最初に色素をとった染液に糸を浸けると「黄味がかった赤・オレンジ系」の色が染まります。
2回目以降も、濃度や若干の色の違いはありますが、同様の色になります。
分岐点は4回目からで、非常に不思議なのですが、ここで染液に「米酢」を入れてから糸を染めると、一気に「純粋な赤・ピンク系」の色に変わります。

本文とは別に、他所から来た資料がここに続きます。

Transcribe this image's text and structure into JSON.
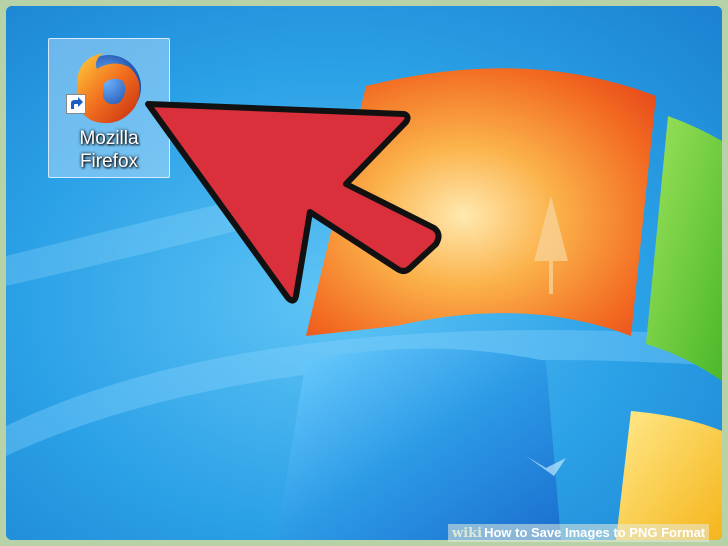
{
  "desktop": {
    "icons": [
      {
        "label": "Mozilla\nFirefox",
        "icon": "firefox-icon",
        "shortcut": true
      }
    ]
  },
  "annotation": {
    "icon": "red-arrow-icon",
    "color": "#d9303c",
    "outline": "#111111"
  },
  "watermark": {
    "brand": "wiki",
    "text": "How to Save Images to PNG Format"
  },
  "colors": {
    "desktop_blue": "#2aa0e6",
    "flag_orange": "#f26a21",
    "flag_green": "#5cc22e",
    "flag_blue": "#1f7fd6",
    "flag_yellow": "#f5c21b"
  }
}
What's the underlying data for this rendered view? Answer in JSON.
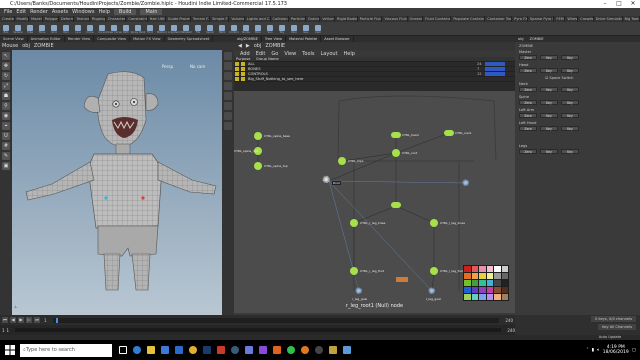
{
  "window": {
    "title": "C:/Users/Banks/Documents/HoudiniProjects/Zombie/Zombie.hiplc - Houdini Indie Limited-Commercial 17.5.173"
  },
  "menu": {
    "items": [
      "File",
      "Edit",
      "Render",
      "Assets",
      "Windows",
      "Help"
    ],
    "build": "Build",
    "main": "Main"
  },
  "shelf_tabs": [
    "Create",
    "Modify",
    "Model",
    "Polygon",
    "Deform",
    "Texture",
    "Rigging",
    "Characters",
    "Constraints",
    "Hair Utils",
    "Guide Process",
    "Terrain FX",
    "Simple FX",
    "Volume",
    "Lights and C...",
    "Collisions",
    "Particles",
    "Grains",
    "Vellum",
    "Rigid Bodies",
    "Particle Fluids",
    "Viscous Fluids",
    "Oceans",
    "Fluid Containers",
    "Populate Containers",
    "Container Tools",
    "Pyro FX",
    "Sparse Pyro FX",
    "FEM",
    "Wires",
    "Crowds",
    "Drive Simulation",
    "Big Tools"
  ],
  "shelf_tools": [
    "Box",
    "Sphere",
    "Tube",
    "Torus",
    "Grid",
    "Null",
    "Line",
    "Circle",
    "Curve",
    "Draw Curve",
    "Path",
    "Spray Paint",
    "Font",
    "Platonic",
    "L-System",
    "Metaball",
    "File",
    "Spiral",
    "Helix",
    "Control",
    "Nurbs",
    "Blob",
    "Sun",
    "Sky",
    "Null",
    "Geo",
    "Cam"
  ],
  "viewport_tabs": [
    "Scene View",
    "Animation Editor",
    "Render View",
    "Composite View",
    "Motion FX View",
    "Geometry Spreadsheet"
  ],
  "viewport_toolbar": {
    "mode": "Mouse",
    "path": "obj",
    "node": "ZOMBIE",
    "view": "Persp",
    "cam": "No cam"
  },
  "network_tabs": [
    "obj/ZOMBIE",
    "Tree View",
    "Material Palette",
    "Asset Browser"
  ],
  "network_path": {
    "root": "obj",
    "node": "ZOMBIE"
  },
  "network_menu": [
    "Add",
    "Edit",
    "Go",
    "View",
    "Tools",
    "Layout",
    "Help"
  ],
  "groups": {
    "header": {
      "col1": "Purpose",
      "col2": "Group Name"
    },
    "rows": [
      {
        "name": "ALL",
        "count": "24"
      },
      {
        "name": "BONES",
        "count": "7"
      },
      {
        "name": "CONTROLS",
        "count": "12"
      },
      {
        "name": "Big_Stuff_Nothing_to_see_here",
        "count": ""
      }
    ]
  },
  "nodes": [
    {
      "label": "CTRL_spine_base"
    },
    {
      "label": "CTRL_spine_mid"
    },
    {
      "label": "CTRL_spine_top"
    },
    {
      "label": "CTRL_head"
    },
    {
      "label": "CTRL_neck"
    },
    {
      "label": "CTRL_root"
    },
    {
      "label": "CTRL_l_leg_knee"
    },
    {
      "label": "CTRL_r_leg_knee"
    },
    {
      "label": "CTRL_l_leg_foot"
    },
    {
      "label": "CTRL_r_leg_foot"
    },
    {
      "label": "Root"
    },
    {
      "label": "r_leg_goal"
    },
    {
      "label": "l_leg_goal"
    },
    {
      "label": "l_leg_goal"
    },
    {
      "label": "CTRL_hips"
    }
  ],
  "node_caption": "r_leg_root1 (Null) node",
  "rig_panel": {
    "tabs": [
      "obj",
      "ZOMBIE"
    ],
    "node_name": "ZOMBIE",
    "sections": [
      {
        "title": "Master",
        "buttons": [
          "Zero",
          "Key",
          "Key"
        ]
      },
      {
        "title": "Head",
        "buttons": [
          "Zero",
          "Key",
          "Key"
        ]
      },
      {
        "title": "Neck",
        "buttons": [
          "Zero",
          "Key",
          "Key"
        ]
      },
      {
        "title": "Spine",
        "buttons": [
          "Zero",
          "Key",
          "Key"
        ]
      },
      {
        "title": "Left Arm",
        "buttons": [
          "Zero",
          "Key",
          "Key"
        ]
      },
      {
        "title": "Left Hand",
        "buttons": [
          "Zero",
          "Key",
          "Key"
        ]
      },
      {
        "title": "Legs",
        "buttons": [
          "Zero",
          "Key",
          "Key"
        ]
      }
    ],
    "toggle": "Space Switch"
  },
  "timeline": {
    "frame": "1",
    "start": "1",
    "end": "240",
    "end2": "240",
    "current_label": "1"
  },
  "keys": {
    "a": "0 keys, 0/0 channels",
    "b": "Key All Channels",
    "c": "Auto Update"
  },
  "taskbar": {
    "search_placeholder": "Type here to search",
    "time": "4:19 PM",
    "date": "18/06/2019"
  },
  "colors": {
    "accent": "#c8b420",
    "node": "#a6e04a",
    "group_blue": "#2e58c2"
  }
}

この一連の流れは去年と同じで、きちんと再現性があることに驚きました。
何らかの成分が反応していると思われますが、ここはまだ分かりません。まるで魔法のようであり、神秘的でもあります。

そして、ここまでの、2種類の色に染め分けるというところまでは、去年と同じ。
今回はその知見を活かして、さらに少し試してみました。
まずは2つの色(黄味と赤味)を混ぜてみます。先に黄味系の染液で染めた後に、赤味系の液に浸けて染め重ねます。そうすると(予想通り)赤味の強いオレンジ色になります。
次は米酢を入れるタイミングを変更してみます。4回目以前に入れるとなぜか黄味が増します。3回目に入れたときが最も顕著だったように思います。
そして最後は、赤味の色で染めた後に、紫根の紫色を染め重ねます。これは落ち着いたワインレッドのような良い色になりました。

そうして染め分けたのが上の写真の色糸です。良い色ですね~。
もちろんこれで終わりではなく、次はこの糸をつかった帯の制作です。